Tie herbs in cheesecloth bag. Crumble bacon and stir bacon, herbs, and remaining ingredients into skillet. Add vegetables and chicken. Cover and simmer 1 hour. Spoon off fat. Serve in soup bowls with salad and crusty French bread.
I usually substitute a jar of small, boiled onions for the fresh.
1 pound shrimp, boiled, cleaned and deveined
1 6½-ounce can crabmeat (or equivalent fresh)
1 cup mayonnaise
1 cup soft breadcrumbs
¾ cup milk
3 hard-cooked eggs, chopped
½ cup chopped onion
¼ cup sliced green olives
¾ tsp. salt
½ cup soft breadcrumbs for topping
Mix all above ingredients just before baking. Top with ½ cup breadcrumbs. Bake at 350 degrees for 20 to 25 minutes.

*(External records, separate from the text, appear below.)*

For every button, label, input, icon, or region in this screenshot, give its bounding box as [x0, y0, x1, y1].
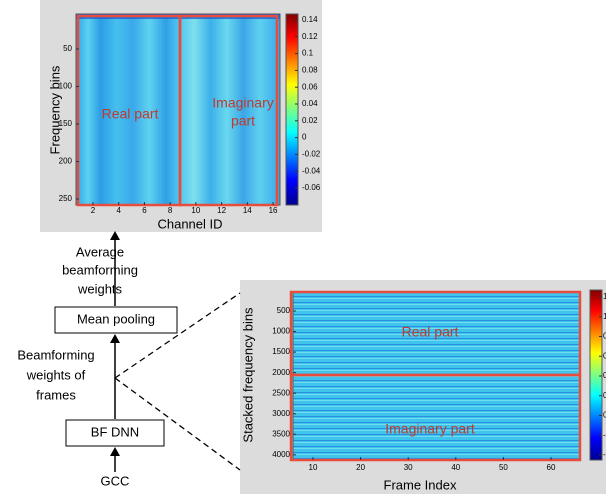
tick-label: 100 [59, 82, 73, 91]
pool-box [54, 306, 178, 334]
tick-label: 200 [59, 157, 73, 166]
tick-label: 0.08 [302, 66, 318, 75]
tick-label: 6 [142, 206, 147, 215]
tick-label: 60 [547, 463, 556, 472]
tick-label: 10 [191, 206, 200, 215]
arrowhead [110, 334, 120, 343]
heatmap [75, 13, 281, 206]
dnn-box [65, 419, 165, 447]
imag-box [178, 14, 279, 207]
tick-label: 4000 [272, 450, 290, 459]
dashed-link [114, 292, 241, 379]
colorbar [589, 289, 603, 461]
tick-label: 3500 [272, 429, 290, 438]
tick-label: 0.8 [603, 332, 606, 341]
tick-label: 1000 [272, 327, 290, 336]
tick-label: -0.2 [603, 430, 606, 439]
imag-label: Imaginary part [385, 421, 475, 437]
tick-label: 0.04 [302, 99, 318, 108]
tick-label: 30 [404, 463, 413, 472]
tick-label: 12 [217, 206, 226, 215]
output-label: Average [76, 244, 124, 259]
x-label: Channel ID [157, 216, 222, 231]
arrowhead [110, 231, 120, 240]
tick-label: 500 [277, 306, 291, 315]
real-label: Real part [402, 324, 459, 340]
tick-label: -0.02 [302, 150, 321, 159]
tick-label: 50 [63, 44, 72, 53]
dashed-link [114, 377, 241, 471]
tick-label: 0 [603, 411, 606, 420]
tick-label: 2500 [272, 388, 290, 397]
tick-label: 0.12 [302, 32, 318, 41]
tick-label: 14 [243, 206, 252, 215]
tick-label: 3000 [272, 409, 290, 418]
tick-label: 20 [356, 463, 365, 472]
tick-label: 150 [59, 119, 73, 128]
tick-label: 0.2 [603, 391, 606, 400]
tick-label: 4 [116, 206, 121, 215]
colorbar [285, 13, 299, 206]
tick-label: -0.04 [302, 166, 321, 175]
frames-label: weights of [26, 367, 86, 382]
real-label: Real part [102, 106, 159, 122]
tick-label: -0.06 [302, 183, 321, 192]
imag-label: Imaginary [212, 95, 273, 111]
tick-label: 1.2 [603, 292, 606, 301]
tick-label: 0.6 [603, 351, 606, 360]
tick-label: 0.1 [302, 49, 314, 58]
y-label: Stacked frequency bins [240, 307, 255, 443]
frames-label: frames [36, 387, 76, 402]
output-label: weights [77, 281, 123, 296]
arrowhead [110, 447, 120, 456]
y-label: Frequency bins [47, 65, 62, 154]
tick-label: 1 [603, 312, 606, 321]
tick-label: 0.06 [302, 82, 318, 91]
tick-label: -0.4 [603, 450, 606, 459]
tick-label: 8 [168, 206, 173, 215]
imag-box [289, 373, 582, 462]
tick-label: 50 [499, 463, 508, 472]
tick-label: 10 [309, 463, 318, 472]
tick-label: 2 [91, 206, 96, 215]
frames-label: Beamforming [17, 347, 94, 362]
input-label: GCC [101, 473, 130, 488]
dnn-label: BF DNN [91, 424, 139, 439]
tick-label: 16 [269, 206, 278, 215]
tick-label: 0.14 [302, 15, 318, 24]
tick-label: 0.4 [603, 371, 606, 380]
tick-label: 250 [59, 194, 73, 203]
tick-label: 1500 [272, 347, 290, 356]
tick-label: 2000 [272, 368, 290, 377]
output-label: beamforming [62, 262, 138, 277]
x-label: Frame Index [384, 477, 457, 492]
tick-label: 0 [302, 133, 307, 142]
tick-label: 0.02 [302, 116, 318, 125]
pool-label: Mean pooling [77, 311, 155, 326]
imag-label: part [231, 113, 255, 129]
tick-label: 40 [451, 463, 460, 472]
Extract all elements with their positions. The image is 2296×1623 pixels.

Barbara Wilson (Mrs. Stan)
This dish is a favorite for our New Year’s Day Football Buffet. The men and those women who wish may watch games to their heart’s content, while those who prefer to engage in conversation.
Kiwi Sour Cream Tart
1 stick butter, softened
½ cup ground almonds
¼ cup sugar
1 cup unsifted all-purpose flour
Prepare crust by mixing butter, sugar and almonds until creamy. Add flour just to blend. Press mixture into bottom and up sides of a 9-inch tart pan; chill. Bake in 325° preheated oven about 20 minutes or until golden. Cool.
3 eggs beaten
¾ cup sugar
¼ cup butter or margarine
½ cup lemon juice
1 cup (maybe a little more) sour cream
3 to 4 kiwis (fruit), peeled and sliced
Melted apple jelly as needed
In saucepan mix eggs, butter, sugar and lemon juice. Cook and stir over medium heat until mixture thickens, about 5 minutes. Pour into baked crust. Spread (after cooling lemon mixture) a layer of sour cream over lemon mixture and arrange sliced kiwi over the top of sour cream. Brush with melted apple jelly to glaze. Refrigerate until ready to serve.
Pot De Creme
2 cups heavy cream
¼ cup sugar
10 egg yolks
4 oz. sweet chocolate
1 Tbsp. vanilla
Put cream, sugar and salt in top of double boiler. Over hot water, bring this mixture to scalding. Remove from heat and cool. Melt chocolate over hot water.
Beat egg yolks until light and foamy. When cream mixture is cool, pour over egg mixture slowly, beating constantly. Add melted chocolate, return to boiler pan and stir constantly over low heat until mixture coats back of wooden spoon. Add vanilla.
Strain and plate in 10 pot de creme cups or demitasse cups and chill until it has a solid consistency.
A delicious rich dessert for seated dinner parties.